Opinion: Tuition increases past inflation

As I discussed a few weeks ago in Chimes, Calvin’s tuition has increased far past affordability and the rates of inflation. If tuition has increased, spending must also have grown.

Do students cost more to educate than in the past? The data doesn’t line up with this hypothesis. Since 1970, not only have the salaries of full-time professors lagged behind the rate of interest, but colleges are also opting to hire lower-cost adjunct professors over tenured faculty. In addition to this, Calvin professors only make roughly two-thirds of the average American professor salary. As counterintuitive as it may sound, much of tuition does not go directly toward students’ educations.

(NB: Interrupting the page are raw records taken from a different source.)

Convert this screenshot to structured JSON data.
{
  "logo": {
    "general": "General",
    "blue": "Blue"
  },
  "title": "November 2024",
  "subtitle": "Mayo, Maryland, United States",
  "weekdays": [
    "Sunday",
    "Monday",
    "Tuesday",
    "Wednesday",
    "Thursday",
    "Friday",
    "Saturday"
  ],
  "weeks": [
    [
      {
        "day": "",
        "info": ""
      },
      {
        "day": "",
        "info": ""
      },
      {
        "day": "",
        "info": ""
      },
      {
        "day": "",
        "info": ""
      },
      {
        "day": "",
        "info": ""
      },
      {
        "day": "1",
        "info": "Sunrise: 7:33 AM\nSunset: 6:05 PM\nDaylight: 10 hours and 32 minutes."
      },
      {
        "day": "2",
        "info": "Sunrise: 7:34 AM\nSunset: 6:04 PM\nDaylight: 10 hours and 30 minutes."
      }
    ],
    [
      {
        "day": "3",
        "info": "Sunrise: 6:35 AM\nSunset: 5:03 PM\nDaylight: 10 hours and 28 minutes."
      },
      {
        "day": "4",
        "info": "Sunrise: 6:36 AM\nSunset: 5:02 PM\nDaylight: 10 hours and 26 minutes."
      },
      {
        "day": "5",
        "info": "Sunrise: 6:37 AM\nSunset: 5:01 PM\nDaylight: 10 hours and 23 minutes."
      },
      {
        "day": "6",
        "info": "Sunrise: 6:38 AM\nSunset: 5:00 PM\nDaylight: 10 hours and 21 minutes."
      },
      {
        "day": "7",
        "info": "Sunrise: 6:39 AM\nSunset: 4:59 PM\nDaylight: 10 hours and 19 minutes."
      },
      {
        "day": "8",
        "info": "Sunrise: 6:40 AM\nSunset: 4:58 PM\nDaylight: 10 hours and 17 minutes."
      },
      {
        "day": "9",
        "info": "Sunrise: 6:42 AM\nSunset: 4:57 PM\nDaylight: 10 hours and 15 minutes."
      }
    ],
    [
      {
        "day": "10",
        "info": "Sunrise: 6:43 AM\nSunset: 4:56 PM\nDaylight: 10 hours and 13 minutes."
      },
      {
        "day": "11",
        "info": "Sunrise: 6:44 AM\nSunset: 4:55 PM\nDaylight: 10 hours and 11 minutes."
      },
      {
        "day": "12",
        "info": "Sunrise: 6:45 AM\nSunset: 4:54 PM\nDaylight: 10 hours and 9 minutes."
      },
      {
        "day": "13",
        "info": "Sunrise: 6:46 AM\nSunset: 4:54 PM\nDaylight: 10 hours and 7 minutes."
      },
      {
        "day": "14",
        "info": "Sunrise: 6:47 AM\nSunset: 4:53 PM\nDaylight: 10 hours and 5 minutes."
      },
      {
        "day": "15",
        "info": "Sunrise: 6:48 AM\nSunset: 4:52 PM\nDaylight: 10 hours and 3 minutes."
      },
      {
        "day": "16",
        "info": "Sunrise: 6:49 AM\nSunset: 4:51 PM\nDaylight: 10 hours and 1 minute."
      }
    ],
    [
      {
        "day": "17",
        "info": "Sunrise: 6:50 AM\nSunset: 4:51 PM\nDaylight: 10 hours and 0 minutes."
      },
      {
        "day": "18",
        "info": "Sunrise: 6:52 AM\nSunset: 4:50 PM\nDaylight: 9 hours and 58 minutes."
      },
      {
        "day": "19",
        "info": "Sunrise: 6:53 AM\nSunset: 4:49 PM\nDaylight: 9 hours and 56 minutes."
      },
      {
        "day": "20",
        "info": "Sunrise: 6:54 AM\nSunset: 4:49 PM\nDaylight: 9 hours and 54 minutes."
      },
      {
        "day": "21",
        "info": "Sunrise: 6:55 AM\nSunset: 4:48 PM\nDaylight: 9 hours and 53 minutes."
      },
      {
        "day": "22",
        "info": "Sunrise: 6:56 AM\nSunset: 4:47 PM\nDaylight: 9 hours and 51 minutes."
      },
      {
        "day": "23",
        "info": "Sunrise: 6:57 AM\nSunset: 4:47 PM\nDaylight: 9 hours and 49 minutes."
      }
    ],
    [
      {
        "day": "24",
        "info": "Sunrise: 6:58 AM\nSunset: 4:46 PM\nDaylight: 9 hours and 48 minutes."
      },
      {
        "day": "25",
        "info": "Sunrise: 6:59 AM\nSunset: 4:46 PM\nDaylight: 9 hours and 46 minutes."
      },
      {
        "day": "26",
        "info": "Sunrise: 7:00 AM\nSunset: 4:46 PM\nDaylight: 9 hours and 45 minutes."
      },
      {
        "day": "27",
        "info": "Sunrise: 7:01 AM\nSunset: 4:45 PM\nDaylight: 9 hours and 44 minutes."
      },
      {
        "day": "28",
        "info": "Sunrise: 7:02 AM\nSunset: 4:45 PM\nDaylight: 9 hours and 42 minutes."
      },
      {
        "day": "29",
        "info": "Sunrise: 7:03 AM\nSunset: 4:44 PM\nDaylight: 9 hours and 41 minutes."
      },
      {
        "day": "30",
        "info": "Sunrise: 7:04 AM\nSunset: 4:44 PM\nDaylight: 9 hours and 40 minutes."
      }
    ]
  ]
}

If instructional costs haven’t accounted for the growth in tuition, what has? This issue is multifaceted, so no one cost is to blame. However, some of these new costs aid Calvin’s academic mission.

Recently, Calvin’s admissions has wanted greater control in attracting their ideal student body. This means offering scholarships to gifted students, minorities, musicians and Christian Reformed Church members. In order to offer these scholarships, Calvin must raise the general sticker price of tuition to make up for the loss. This spending positively impacts Calvin’s academic environment.

The availability of federal student loans also plays a role. These have created a vicious cycle of hyperinflation in which students want access to higher education, so the American government responds in the form of readily available loans. Colleges see that students now have these loans and raise their prices accordingly. Students rightfully complain about the greater cost, and the process repeats itself. Calvin should not mindlessly follow other colleges into raising prices because students can apply for loans. This practice is irresponsible and harmful.

If these two factors were the sole reasons Calvin’s tuition costs so much today, then the administration’s recent cuts to majors would make sense. But that is not the case. Calvin’s administration has also expanded relentlessly.

In 1990, Calvin had six deans. Today, Calvin has thirteen. That is seven more full-time positions, seven more salaries and seven more sets of benefits. It’s not just deans. According to the Chronicle of Higher Education, administrative positions at American colleges have expanded 60% between 1993 and 2009 despite technological advances that should have curtailed that growth. Calvin boasts more directors, counselors, and coordinators than ever before—yet with a smaller student body. According to Calvin’s yearly financial statements, its payroll spending is increasing faster than the rate of tuition. The number of faculty positions are not changing, so the difference must be picked up in administration.

In addition to our bloated administrative branch, Calvin has either created or expanded amenities such as the Rhetoric Center, tutors, the Broene Center for Counseling and Wellness, on-campus concerts and movies and a seemingly endless number of acronymed positions in dorm life over the past decades. These centers and services require personnel and training, which require money.

I reference these factors because, given Calvin’s financial climate, the college most likely will be cutting costs further. Calvin’s administration has already cut programs and is buying out professors’ salaries. Majors have either become minors or fast-tracked their curriculum to avoid being downsized. The administration has shown that it believes the heart of the problem lies in academic spending. Even if this were true, a college’s primary goal is to educate students. Then Calvin could at least say it had spent money excessively in the right direction. The extravagant cost lies in the growth of non-faculty positions.

The administration should then look at itself when cutting spending.

At the end of the day, Calvin College is a college, not a bureaucracy or a cruise ship. Every salary or service is worth something only if it educates or efficiently aids Christian education. When Calvin starts to cut, the administration should start at its own excesses before it slices off what makes Calvin College a college.